ESTRUTURA LITERÁRIA – UMA CHAVE PARA INTERPRETAR A REVELAÇÃO
Kenneth A. Strand
A tendência recente para uma melhor aplicação da literatura apocalíptica, incluindo o livro do Apocalipse, é interessante e bem vinda. Mas em relação à interpretação das mensagens do Apocalipse, os resultados parecem tão diversos como sempre, a julgar pelas várias discussões e comentários que continuam aparecendo.
Com isso trataremos amplamente de uma preocupação hermenêutica vital, que com muita frequência tem sido negligenciada ou ignorada na interpretação do Apocalipse; a saber, a questão da estrutura literária do livro. Embora esta seja nossa abordagem aqui, deve-se enfatizar que ela deve ser considerada como uma ferramenta, além de, não excluindo, outras preocupações vitais como o tempo, o lugar e o propósito da escrita; os contextos históricos e literários relevantes para a composição e suas mensagens; o simbolismo e as imagens usadas; e muitos outros assuntos que poderiam ser mencionados.
Estrutura quiástica na revelação
Uma análise cuidadosa do livro do Apocalipse torna aparente que existem correlativos ou contrapartes entre a primeira parte do livro e a última parte, não apenas quanto aos símbolos específicos usados (que às vezes aparecem um tanto aleatoriamente), mas também com respeito ao conteúdo geral e temas apresentados em seções inteiras do material. Essas seções correlativas ou de contrapartida aparecem em ordem inversa, formando assim o que é conhecido como uma estrutura quiástica comparável ao paralelismo em verso tão conhecido como uma das formas em que ocorre a poesia hebraica do Antigo Testamento.

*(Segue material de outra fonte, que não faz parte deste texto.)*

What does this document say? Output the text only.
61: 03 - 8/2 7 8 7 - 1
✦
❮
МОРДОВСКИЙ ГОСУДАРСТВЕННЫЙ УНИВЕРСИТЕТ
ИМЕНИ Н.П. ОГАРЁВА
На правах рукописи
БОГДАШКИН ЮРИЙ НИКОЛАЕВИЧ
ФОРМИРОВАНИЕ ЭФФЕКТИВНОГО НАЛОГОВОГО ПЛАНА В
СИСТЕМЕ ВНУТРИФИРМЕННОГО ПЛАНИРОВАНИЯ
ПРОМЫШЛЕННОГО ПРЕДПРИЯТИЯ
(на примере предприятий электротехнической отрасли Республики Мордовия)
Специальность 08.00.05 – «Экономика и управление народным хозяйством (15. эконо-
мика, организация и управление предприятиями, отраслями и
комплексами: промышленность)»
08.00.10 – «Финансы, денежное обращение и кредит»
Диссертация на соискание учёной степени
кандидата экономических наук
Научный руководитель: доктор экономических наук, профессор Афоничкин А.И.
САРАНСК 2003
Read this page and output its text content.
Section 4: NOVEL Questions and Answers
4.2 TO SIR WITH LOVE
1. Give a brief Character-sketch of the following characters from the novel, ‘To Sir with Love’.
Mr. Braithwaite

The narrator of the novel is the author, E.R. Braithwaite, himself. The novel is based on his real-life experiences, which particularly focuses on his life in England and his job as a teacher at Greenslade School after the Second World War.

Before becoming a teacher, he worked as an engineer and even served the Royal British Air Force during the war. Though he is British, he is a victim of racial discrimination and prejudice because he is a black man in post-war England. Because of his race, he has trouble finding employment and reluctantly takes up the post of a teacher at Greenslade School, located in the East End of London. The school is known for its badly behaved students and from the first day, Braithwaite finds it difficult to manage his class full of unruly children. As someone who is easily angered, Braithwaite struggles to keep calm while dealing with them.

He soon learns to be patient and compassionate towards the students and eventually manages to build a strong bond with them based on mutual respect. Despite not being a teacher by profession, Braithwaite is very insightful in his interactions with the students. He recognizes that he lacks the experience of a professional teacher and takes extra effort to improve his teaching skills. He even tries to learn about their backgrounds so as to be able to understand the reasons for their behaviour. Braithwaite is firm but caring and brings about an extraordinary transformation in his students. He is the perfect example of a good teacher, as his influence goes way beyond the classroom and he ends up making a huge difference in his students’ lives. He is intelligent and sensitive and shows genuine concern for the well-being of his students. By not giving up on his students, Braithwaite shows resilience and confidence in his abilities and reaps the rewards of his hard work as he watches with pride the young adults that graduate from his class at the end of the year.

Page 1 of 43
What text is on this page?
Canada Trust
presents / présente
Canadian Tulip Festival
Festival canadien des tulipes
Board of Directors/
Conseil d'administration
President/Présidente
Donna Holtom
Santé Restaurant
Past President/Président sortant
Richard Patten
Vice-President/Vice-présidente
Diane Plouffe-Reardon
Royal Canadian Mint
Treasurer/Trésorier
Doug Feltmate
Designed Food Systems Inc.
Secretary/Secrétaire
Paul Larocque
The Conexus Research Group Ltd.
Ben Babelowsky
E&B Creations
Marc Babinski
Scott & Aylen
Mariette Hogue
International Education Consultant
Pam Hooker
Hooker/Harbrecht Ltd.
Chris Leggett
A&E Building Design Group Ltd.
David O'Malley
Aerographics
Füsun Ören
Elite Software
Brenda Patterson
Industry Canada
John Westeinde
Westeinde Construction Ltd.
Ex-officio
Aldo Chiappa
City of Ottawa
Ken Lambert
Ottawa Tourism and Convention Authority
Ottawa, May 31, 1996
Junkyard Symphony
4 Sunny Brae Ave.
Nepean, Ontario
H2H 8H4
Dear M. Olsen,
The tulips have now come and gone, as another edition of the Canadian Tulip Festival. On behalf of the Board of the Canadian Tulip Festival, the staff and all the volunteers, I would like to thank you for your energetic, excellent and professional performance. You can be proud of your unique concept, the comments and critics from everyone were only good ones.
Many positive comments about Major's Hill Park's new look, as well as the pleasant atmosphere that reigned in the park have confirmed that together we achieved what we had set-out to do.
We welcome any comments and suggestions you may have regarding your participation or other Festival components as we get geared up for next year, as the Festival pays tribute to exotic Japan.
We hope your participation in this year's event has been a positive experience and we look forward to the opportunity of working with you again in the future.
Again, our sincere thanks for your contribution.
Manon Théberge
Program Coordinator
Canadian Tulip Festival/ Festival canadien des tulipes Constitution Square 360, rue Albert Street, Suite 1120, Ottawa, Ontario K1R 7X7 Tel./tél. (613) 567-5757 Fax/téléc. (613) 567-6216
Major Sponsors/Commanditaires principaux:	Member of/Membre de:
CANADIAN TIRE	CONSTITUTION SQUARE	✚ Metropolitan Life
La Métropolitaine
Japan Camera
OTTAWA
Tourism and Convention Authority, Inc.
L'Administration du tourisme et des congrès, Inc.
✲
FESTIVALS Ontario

Essa estrutura é claramente evidente no diagrama abaixo, que apresenta, é claro, apenas um esboço tentativo para o livro:
- Prólogo (1:1-11)
- A igreja – militante (1:12-3*22)
- A obra de Deus para a salvação da humanidade – em andamento (4:1-8:1)
- As forças que se opõem ao povo de Deus:
- Avisado – as trombetas (8:2-11:18)
- A cena de batalha em andamento, com os poderes do mal lançando ofensivas (11:19-14:20)
- As forças que se opõem ao povo de Deus:
- Punido – taça com as pragas (15:1-16:21)
- A cena da batalha terminada, com os poderes do mal sendo julgados (17:1-18:24)
- A obra de Deus para a salvação da humanidade – concluída (19:1-21:4)
- A igreja – triunfante (21:5-22:5)
- Epílogo (22:6-21)
Prólogo e epílogo (1:1-11 e 22:6-21). Como se lê as seções introdutórias e conclusivas do livro de Apocalipse, certos paralelos tornam-se imediatamente aparentes. Por exemplo, em ambas as seções, o propósito do livro é indicado (revelar coisas a serem feitas em breve; ver 1:1 e 22:6); a linha de transmissão é declarada (veja os mesmos versos); o tema duplo é apresentado (a parousia de Cristo e Cristo como “Alfa e Ômega”; ver 1:7, 8 e 22:12, 13); uma bênção é pronunciada sobre aqueles que ouvem as mensagens (1:3 e 22:7); e uma referência é feita às igrejas (1:11 e 22:16).
Mas esse tipo de paralelismo interessante não está de forma alguma restrito ao prólogo e ao epílogo. À medida que avançamos nas mensagens específicas da parte principal do livro, descobrimos que há uma linha divisória básica no final do capítulo 14, que separa as mensagens em duas divisões principais que têm seções paralelas em ordem inversa. Para essas seções nos voltamos agora.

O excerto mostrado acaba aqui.